Hours of Operation:

Monday – Friday 8:30AM – 3:00PM

Contact Info:

Marcy Lawerence

108 4th Avenue

Sterling, IL 61081

815-625-7410

assessor@sterlingtownship.com

 

 

 

Q: Can I get assistance with the submission of Exemption forms?

The Sterling Township Assessor Office can help with the Senior Renewal Exemption and the Senior Freeze, and these exemptions must be submitted yearly. Application forms are not necessary for the Home Improvement Exemption. All other exemptions, including the first time Senior Exemption, must be completed in Morrison at the Courthouse in the Office of Supervisor of Assessments. The Sterling Township Assessor’s office is available to assist with and notarize Senior Renewal Exemption forms and Senior Freezes Monday through Friday 8:30 a.m. – 3 p.m. and/or will get the forms to Morrison; they are due July 1. The Sterling Township Assessor’s office staff is also present on Mondays at the Senior Center in Sterling from 9 a.m. – 2 p.m. to assist with Senior Renewal Exemption forms and Senior Freezes. Homeowners can get permits from the City or County when improving or demolishing a property. A permit prompts the City or County to notify the Assessors office which initiates a field inspection to verify the details of the demolition or new construction. To qualify for the Home Improvement Exemption the property must be owned and used exclusively for a residential purpose and be your permanent full time residence. Assessed Values are modified to account for demolition and/or any new construction to your property that increases its market value. If there is new construction, the Home Improvement Exemption is then processed. Submission of forms for the Home Improvement Exemption is not necessary.

 

Q: Where do my taxes go?

Property taxes are levied, collected, and spent locally to finance a major part of the services that units of local government provide to their residents.Services provided by the property tax:•Education•Municipalities•Counties•Parks•Sanitary Districts•Township Governments•Other Special DistrictsLocal government units (e.g., municipalities, townships, counties, schools, park districts) use property tax to finance the majority of services that they provide to their citizens. The largest share of local property tax (62 percent) goes to school districts for education. Other public services include police and fire protection, street maintenance, and recreation.

 

Q: How can assessments go up if the market isn’t going up ?

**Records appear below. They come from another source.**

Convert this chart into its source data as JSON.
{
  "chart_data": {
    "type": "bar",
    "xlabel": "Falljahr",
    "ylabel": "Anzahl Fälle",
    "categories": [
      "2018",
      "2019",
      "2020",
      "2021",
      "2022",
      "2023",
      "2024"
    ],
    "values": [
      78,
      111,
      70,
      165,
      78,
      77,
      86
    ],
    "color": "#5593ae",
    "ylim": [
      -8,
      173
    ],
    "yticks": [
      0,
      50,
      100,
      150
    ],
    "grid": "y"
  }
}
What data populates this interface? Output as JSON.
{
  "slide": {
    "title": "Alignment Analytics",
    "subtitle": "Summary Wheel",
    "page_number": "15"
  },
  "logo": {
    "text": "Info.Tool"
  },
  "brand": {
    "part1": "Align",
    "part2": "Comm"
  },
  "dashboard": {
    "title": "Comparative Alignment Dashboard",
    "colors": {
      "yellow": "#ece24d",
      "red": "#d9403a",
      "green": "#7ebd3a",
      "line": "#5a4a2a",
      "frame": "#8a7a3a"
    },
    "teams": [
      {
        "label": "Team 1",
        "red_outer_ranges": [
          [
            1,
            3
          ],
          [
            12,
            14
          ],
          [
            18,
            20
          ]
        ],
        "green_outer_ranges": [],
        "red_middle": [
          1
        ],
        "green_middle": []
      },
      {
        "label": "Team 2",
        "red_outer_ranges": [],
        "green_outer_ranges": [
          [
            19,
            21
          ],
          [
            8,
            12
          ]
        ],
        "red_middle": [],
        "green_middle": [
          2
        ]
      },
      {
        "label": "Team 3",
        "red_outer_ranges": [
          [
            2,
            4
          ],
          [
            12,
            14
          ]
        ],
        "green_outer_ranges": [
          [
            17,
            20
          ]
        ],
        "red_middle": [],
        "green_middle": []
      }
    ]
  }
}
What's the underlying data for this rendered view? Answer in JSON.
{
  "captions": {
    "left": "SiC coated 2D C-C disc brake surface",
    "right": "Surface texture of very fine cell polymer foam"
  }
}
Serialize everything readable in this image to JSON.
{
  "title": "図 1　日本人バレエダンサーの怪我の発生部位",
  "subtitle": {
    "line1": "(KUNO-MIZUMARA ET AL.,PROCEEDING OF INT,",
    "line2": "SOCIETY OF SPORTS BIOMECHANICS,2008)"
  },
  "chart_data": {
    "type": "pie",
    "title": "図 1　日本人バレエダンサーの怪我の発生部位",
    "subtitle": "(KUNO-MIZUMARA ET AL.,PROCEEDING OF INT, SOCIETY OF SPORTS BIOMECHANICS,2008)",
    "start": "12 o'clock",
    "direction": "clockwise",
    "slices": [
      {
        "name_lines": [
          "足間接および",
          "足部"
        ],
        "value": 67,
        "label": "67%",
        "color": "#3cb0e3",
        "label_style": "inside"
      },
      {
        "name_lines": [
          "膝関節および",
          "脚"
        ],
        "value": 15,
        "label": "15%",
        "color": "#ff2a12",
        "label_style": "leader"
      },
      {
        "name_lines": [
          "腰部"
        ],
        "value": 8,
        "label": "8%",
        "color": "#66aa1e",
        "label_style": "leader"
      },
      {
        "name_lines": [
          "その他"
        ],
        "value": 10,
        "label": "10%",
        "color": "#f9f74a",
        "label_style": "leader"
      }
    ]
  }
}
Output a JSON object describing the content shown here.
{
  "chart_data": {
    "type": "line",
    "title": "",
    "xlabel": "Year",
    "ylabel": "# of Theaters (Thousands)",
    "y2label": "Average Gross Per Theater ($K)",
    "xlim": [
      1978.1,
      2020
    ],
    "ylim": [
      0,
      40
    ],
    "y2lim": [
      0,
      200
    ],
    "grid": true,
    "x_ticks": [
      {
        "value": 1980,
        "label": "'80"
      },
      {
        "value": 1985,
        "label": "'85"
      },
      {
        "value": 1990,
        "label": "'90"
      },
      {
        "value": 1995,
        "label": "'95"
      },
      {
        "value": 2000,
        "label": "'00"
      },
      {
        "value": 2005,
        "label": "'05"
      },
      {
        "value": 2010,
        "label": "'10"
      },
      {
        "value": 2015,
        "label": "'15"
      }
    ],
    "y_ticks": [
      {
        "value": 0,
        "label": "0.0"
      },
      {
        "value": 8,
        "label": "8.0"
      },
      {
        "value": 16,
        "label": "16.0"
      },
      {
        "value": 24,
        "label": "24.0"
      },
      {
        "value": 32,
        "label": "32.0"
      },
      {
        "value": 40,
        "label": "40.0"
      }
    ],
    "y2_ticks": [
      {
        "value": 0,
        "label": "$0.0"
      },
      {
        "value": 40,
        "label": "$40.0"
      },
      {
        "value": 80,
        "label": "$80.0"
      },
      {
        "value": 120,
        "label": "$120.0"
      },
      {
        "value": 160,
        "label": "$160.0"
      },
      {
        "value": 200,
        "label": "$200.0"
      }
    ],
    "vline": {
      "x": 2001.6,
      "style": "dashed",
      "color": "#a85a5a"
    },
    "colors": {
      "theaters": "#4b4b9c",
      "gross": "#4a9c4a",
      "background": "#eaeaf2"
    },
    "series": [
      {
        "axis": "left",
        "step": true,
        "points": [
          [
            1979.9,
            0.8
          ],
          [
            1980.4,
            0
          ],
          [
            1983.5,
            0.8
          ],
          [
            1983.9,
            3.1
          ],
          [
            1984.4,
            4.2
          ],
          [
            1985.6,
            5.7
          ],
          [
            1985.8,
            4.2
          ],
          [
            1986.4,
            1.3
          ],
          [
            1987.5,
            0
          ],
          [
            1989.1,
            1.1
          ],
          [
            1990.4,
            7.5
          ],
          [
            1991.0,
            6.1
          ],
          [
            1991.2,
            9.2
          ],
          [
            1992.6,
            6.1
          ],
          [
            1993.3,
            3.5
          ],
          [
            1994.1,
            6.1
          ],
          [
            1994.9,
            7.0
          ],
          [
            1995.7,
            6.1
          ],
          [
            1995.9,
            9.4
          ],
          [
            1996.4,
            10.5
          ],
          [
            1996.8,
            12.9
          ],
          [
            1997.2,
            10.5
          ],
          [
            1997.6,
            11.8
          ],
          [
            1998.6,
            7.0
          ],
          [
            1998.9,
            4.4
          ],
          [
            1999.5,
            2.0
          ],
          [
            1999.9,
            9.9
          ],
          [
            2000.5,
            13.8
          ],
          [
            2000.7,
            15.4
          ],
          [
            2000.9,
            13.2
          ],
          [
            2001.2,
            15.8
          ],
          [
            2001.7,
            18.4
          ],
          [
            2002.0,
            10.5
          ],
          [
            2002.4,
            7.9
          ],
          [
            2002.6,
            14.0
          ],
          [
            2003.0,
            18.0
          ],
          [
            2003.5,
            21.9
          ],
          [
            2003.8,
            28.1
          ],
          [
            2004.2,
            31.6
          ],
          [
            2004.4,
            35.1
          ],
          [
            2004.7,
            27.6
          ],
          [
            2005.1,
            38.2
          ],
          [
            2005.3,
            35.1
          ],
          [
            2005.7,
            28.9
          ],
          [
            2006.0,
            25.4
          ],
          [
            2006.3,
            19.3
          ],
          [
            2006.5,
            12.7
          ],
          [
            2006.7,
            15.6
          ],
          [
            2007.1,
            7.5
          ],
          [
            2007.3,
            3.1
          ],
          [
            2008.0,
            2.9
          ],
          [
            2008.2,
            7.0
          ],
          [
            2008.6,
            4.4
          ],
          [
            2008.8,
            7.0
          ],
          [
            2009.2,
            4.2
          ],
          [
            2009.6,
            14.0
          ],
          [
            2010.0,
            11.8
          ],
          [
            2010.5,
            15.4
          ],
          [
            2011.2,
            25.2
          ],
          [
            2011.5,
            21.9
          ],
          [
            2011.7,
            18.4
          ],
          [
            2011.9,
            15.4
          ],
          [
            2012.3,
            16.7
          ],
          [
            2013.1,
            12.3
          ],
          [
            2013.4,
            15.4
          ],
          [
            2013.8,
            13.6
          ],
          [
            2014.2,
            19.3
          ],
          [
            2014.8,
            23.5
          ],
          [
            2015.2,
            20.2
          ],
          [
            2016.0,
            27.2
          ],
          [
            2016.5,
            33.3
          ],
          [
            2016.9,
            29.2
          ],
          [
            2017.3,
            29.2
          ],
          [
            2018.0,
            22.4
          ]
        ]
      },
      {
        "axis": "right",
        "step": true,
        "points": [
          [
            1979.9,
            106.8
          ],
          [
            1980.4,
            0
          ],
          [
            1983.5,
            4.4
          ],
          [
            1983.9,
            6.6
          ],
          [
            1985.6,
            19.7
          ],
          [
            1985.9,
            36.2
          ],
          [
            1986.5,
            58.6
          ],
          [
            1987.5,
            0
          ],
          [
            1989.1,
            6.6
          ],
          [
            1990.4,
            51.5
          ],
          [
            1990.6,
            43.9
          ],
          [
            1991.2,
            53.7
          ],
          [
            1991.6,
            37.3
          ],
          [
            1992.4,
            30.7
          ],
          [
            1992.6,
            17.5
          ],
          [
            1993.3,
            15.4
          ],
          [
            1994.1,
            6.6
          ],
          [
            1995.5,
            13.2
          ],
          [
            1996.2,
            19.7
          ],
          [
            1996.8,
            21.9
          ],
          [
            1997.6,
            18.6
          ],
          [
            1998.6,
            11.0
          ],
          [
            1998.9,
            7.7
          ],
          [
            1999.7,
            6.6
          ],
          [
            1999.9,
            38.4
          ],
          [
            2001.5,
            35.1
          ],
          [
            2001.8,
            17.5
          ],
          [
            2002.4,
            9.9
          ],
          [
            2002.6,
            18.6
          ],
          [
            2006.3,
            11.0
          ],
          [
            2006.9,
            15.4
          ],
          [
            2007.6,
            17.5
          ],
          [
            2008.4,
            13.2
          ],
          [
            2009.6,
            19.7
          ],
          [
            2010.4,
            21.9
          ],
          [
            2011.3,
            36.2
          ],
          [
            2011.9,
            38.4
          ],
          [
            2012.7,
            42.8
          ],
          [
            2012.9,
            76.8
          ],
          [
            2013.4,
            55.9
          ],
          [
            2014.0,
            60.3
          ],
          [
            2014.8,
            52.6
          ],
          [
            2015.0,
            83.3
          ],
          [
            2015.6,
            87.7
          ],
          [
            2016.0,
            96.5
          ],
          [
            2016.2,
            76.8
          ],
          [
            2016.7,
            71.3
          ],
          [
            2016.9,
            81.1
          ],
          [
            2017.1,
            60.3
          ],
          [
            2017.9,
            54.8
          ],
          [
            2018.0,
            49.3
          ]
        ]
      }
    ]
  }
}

Even in a down market, assessments can rise for the following reasons: By state law, assessments reflect the past three year’s sales and are based on a valuation day of January 1st of the current year. Therefore, they would not reflect the current market conditions. If you had a recent addition or improvement to your property, the assessment will change accordingly. On homestead property a home improvement exemption will be granted for 4 years, this reduction will be reflected on your tax bill

 

Q: What can I do if I feel I am being over-assessed ?

The first step is to determine if your assessment is out of line with the market by using an appraisal, or reviewing sales of comparable homes. Remember that these sales should have occurred within the prior three years. If your assessment reflects a value higher than the market, contact the Whiteside County Supervisor of Assessments office.

 

Q: How do I file a Complaint with the Board of Review ?

All complaints (appeals) to the Board of Review must be submitted in writing within 30 days of township publications which is typically September or October.

 

Q: Will my assessment increase because I recently purchased my home ?

Typically, your assessment will not be increased simply based on a recent sale. Assessments generated for taxation purposes are to be valued using mass appraisal techniques, not on an individual property basis. This means we are required to look at trends in the market of similar homes. An individual sale may have unique influences that do not apply to other homes.

 

Q: Why does my neighbor pay different taxes when we have similar homes ?

It is important that you compare assessed values instead of tax bills. 1) There are different exemptions available and they do not apply to all taxpayers. Your neighbor’s taxes may be lowered due to an exemption that you are ineligible to receive. 2) Newly constructed homes are assessed based on a completion date. If the house was completed in the middle of a calendar year, the home will be assessed on a prorated basis for that first tax billing cycle. 3) Even if you have the same model of home as someone else, the property’s value can vary due to location and amenities. Developers often make upgrades/options available to their base homes. We need to account for these differences.

 

Q: What will happen to my assessment if I put on an addition or add an improvement ? Any new construction to your property that increases its market value must be reflected in your assessed value. This may include decks, patios, sun rooms, finished basements, expanding living space, etc. Our office receives copies of building permits which initiates a field inspection to verify the details of the new construction. To qualify for the Home Improvement Exemption the property must be owned and used exclusively for a residential purpose and be your permanent full time residence. The State of Illinois allows for an exemption on these improvements for a term of 4 years. The adjustment for this exemption will be applied on your tax bill. There is a $25,000 cap in assessed value (or $75,000 if full value) on the amount of value to be exempted.